Keep the fun in hunting!


----------



## mike hartges (Jun 9, 2003)

Thanks for your input guys. Another reason I mow is because of the nice bucks that are attracted to my property from the smell of the freshly mowed clover. Ed, one more note: last year I sprayed 1/2 of my clover field with Roundup in early May. This year, that section of the clover field had hardly any dandelions in it where the rest of the field had lots of them. Of course we had adequate rainfall after I sprayed the Roundup. Thanks for all the tips.


----------



## bishs (Aug 30, 2000)

I wonder why I even plant clover. The brothers that owned my land, used it as a berry farm. My guess is that they grew a lot of clover also. Every time I disturb or cut an area, it fills with clover. I have a 1/2 acre field that I sprayed with roundup last year, later I noticed clover coming up all over, so I left it alone. Now I have a lush field of white and aslike clover. Two years ago I had a 20 foot wide, 9 feet deep by 700 foot dike dug for fill dirt. I left a couple access lanes across the dike, to funnel deer, and tractor access. I was concerned about erosion on the banks, but not anymore, the clover has grown all the way down the banks to the water edge.


----------



## answerguy8 (Oct 15, 2001)

I'm finding that same thing happening on my 'farm'. Whenever I move dirt around clover comes up like gang busters. Anything special I should do with this?


----------



## mike hartges (Jun 9, 2003)

I have found that certain areas on our property are naturals for growing clover. One spot that I used to brush hog has been mowed with the Craftsman riding mower the past 2 years(courtesy of my wife) and the clover has taken over. The deer are very attracted to this spot.


----------



## Guest (May 25, 2004)

Ah yes; clover, clover everwhere but not a seed did I plant. If your soil is acceptable, just driving your car through a field will suppress the grass and up pops clover. Mowing works great as does spraying a contact herbicide. 

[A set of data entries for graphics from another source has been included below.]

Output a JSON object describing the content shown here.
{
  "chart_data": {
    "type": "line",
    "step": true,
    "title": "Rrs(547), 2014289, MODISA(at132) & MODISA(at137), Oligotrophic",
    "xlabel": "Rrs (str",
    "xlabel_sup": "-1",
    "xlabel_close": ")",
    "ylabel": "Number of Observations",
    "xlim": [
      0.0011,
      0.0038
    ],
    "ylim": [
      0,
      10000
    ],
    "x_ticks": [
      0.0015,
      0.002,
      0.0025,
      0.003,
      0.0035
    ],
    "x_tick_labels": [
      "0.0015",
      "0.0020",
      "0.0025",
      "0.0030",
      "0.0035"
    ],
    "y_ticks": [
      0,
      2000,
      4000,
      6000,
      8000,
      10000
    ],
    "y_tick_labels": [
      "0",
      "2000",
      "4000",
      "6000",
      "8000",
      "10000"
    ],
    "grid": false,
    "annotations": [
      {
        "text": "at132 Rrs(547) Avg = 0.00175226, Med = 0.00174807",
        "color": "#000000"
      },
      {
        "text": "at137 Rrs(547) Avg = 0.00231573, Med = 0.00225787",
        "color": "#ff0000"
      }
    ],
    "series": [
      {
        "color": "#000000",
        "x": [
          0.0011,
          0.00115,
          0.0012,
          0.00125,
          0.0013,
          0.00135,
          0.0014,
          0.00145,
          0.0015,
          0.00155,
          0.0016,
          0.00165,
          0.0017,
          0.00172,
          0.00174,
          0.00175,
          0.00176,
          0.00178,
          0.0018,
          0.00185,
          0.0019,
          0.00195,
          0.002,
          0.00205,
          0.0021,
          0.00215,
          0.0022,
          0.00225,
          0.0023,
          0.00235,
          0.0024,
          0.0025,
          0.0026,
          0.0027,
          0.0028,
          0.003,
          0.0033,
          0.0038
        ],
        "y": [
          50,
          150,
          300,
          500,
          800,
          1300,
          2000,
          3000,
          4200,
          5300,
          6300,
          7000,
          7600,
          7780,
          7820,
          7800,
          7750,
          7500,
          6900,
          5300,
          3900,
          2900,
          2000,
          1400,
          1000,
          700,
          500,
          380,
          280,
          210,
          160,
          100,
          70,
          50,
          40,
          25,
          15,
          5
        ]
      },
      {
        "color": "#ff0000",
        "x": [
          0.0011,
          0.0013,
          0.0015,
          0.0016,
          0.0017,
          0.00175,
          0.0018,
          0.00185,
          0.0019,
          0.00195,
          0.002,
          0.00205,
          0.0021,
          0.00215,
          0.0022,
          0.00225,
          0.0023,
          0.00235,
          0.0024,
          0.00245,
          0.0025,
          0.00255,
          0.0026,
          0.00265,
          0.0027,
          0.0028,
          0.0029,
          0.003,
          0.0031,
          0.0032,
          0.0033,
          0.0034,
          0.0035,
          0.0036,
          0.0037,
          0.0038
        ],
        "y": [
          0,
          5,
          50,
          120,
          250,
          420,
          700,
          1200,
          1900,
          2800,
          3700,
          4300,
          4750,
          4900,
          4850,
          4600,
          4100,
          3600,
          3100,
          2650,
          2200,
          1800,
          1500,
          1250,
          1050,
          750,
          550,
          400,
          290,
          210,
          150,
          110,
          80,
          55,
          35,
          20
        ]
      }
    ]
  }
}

You have heard it here from me and others, that a good clover plot can be maintained forever without an ounce of tillage. Let it set seed and mature. The seeds may lay dormant for years and when conditions or a disturbance minimizes the competition up pops the clover. The winds also play a major role in distributing the seeds, 

You would think that clover would grow forever in a cow pasture, but it dosen't, for cattle will not let it grow to seed. After several years of eliminating the clover seed making process, the clover disappears. Michigan State started the begining of frost seeding red clover in worn out pastures to replenish the clover content many years ago. Thanks to our agricultural colleges for the knowledge they have given us.

Keep the fun in hunting!


----------